Time9 : 05.00 AM

82 16 0
                                    


Penglihatanku langsung berubah menjadi tempat yang sama ketika aku keluar dari memori, langit-langit yang sebagai perputaran jam, dan sekitarnya gelap, hanya perputaran jam sebagai penerangannya. Aku melihat Time tengah menangis, membuatku heran.

"Ada apa?"

"Hiks … kau sangat menyedihkan, coba lihat! Kau tersesat, dan saat bertemu Ibumu kau malah dimarahi!"

"Terserah. Jika kau berada di posisiku pasti kau merasakannya, Time!"

"Tapi, aku tidak mau berada di posisimu!"

Aku mengedikkan bahuku, "Oh ya! Kakakku memangnya menderita penyakit apa?" tanyaku bingung.

Time meletakkan jari telunjuknya di dagu, "Hm … mungkin, entahlah! Kau lihat saja di memori berikutnya!"

"Memori yang bersambung!" seruku, yang sudah mulai penasaran.

"Ungkapan apa itu? Memori bersambung?"

"Yah, tiba-tiba saja terlintas ide untuk menamakan memori yang ada kelanjutannya!"

"Tapi, ini bukan kelanjutan, meski intinya sama, tetapi---ah sudahlah! Memori 05.00 AM!" Time menyentilkan jarinya ke dahiku, membuat penglihatanku dalam sekejap berubah.

Aku melihat dinding, pigura, sofa, dan lain-lainnya, yang kuketahui tempat ini sebagai ruang tamu rumahku. Aku melihat ke sekitar, tidak ada orang, hanya keadaan sepi yang melanda sekitarku. Aku berjalan mendekati meja, dan melihat beberapa pigura yang terdapat fotoku dan foto Veltos, Veltos dan diriku ketika bayi, foto kedua orang tuaku yang menikah, foto ayahku yang mengangkat diriku sembari membawa bola basket, foto Veltos yang dipeluk ibu, sedangkan diriku berada di samping mereka berdua, dalam keadaan bersender di kaki ayahku, dan banyak lagi.

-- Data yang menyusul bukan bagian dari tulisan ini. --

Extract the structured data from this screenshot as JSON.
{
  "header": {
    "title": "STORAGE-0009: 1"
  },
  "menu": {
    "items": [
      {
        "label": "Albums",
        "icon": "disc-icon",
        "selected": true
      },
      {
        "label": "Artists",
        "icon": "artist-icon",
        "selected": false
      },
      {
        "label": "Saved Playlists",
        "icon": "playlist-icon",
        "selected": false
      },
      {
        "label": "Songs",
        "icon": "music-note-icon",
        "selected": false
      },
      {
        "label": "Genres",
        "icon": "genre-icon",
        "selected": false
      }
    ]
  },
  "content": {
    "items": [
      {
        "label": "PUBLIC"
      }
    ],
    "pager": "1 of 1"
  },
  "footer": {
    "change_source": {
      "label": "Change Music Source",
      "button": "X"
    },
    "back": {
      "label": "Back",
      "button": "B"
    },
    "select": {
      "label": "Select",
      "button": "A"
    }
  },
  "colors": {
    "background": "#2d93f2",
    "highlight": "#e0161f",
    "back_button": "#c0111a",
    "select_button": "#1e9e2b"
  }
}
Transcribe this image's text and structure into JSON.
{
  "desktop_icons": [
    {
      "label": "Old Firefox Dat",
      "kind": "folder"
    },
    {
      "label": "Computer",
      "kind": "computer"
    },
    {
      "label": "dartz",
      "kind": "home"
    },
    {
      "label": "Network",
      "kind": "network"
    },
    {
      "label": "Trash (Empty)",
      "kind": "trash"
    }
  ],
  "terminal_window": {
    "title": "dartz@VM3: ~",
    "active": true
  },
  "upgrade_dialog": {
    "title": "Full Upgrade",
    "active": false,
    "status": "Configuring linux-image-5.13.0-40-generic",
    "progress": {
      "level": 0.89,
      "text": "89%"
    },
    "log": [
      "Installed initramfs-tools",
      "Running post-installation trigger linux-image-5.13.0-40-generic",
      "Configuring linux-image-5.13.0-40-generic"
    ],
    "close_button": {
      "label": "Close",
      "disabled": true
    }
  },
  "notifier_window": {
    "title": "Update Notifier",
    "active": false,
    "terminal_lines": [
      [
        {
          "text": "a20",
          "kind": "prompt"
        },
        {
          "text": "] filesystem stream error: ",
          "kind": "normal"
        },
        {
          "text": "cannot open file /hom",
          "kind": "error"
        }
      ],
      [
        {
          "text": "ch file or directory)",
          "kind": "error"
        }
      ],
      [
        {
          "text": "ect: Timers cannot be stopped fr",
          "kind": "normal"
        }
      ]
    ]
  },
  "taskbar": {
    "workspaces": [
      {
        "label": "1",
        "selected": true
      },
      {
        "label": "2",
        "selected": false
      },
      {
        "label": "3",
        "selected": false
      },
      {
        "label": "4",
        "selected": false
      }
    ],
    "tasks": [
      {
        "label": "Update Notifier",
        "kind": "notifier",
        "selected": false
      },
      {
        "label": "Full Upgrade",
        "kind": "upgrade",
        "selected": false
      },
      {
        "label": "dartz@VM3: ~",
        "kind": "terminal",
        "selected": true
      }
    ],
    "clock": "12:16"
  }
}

Aku berjalan ke lorong-lorong yang entah mengarah ke mana, lalu setibanya aku melihat ruangan, aku berhenti ketika melihat Veltos, Shelton, ibu, dan laki-laki setengah baya, tengah makan di meja makan. Aku berjalan mendekati keluarga tersebut, lalu berhenti ketika laki-laki setengah baya itu memulai pembicaraan.

"Apakah kau mau, Shelton?"

Shelton menggelengkan kepalanya, "Aku takut! Aku takut naik kapal?!"

"Kau harus ikut, Shelton! Kakakmu tidak bisa karena dia sedang sakit, jadi kau harus menggantikan Kakakmu!" Bentak ibu, yang aku menyadari bahwa ibu terlihat tidak menyukai diriku.

Aku langsung melihat Veltos, ketika ibu mengatakan bahwa Veltos sakit, dan benar saja, di hidungnya terdapat cannula dan di samping kursi terdapat tabung oksigen. Aku hanya mengerjap bingung, dan melihat bahwa wajah Veltos terlihat pucat.

"Kalau kau tidak mau, maka semuanya akan batal! Ayah akan kehilangan pekerjaan, dan apa kau mau kita hidup menderita?" tanya ayah, membuat Shelton memajukan bibirnya dan menggelengkan kepalanya.

"Tapi---"

"Lebih baik aku saja yang pergi!"

"ASTAGA?! Kau ingin mati?" Bentak ibu kepada Veltos, yang seolah-olah mendengar ucapan Veltos membuatnya tersambar petir.

"Adikku tengah takut, aku akan menggantikan posisinya, aku tidak menerima penolakan. Ayah, berarti sore ini kita berangkat, kan?"

Laki-laki setengah baya yang dipanggil Veltos sebagai ayah langsung mengangguk.

Keheningan melanda mereka semua, setelah beberapa menit, mereka berhenti melakukan kegiatan, dan Shelton langsung disuruh ibu untuk mencuci piring, sedangkan Veltos bersama ibu yang tengah memarahi Veltos akan kebodohannya. Shelton hanya bisa menatap iri kakaknya, menghela nafas, lalu memulai untuk mencuci piring.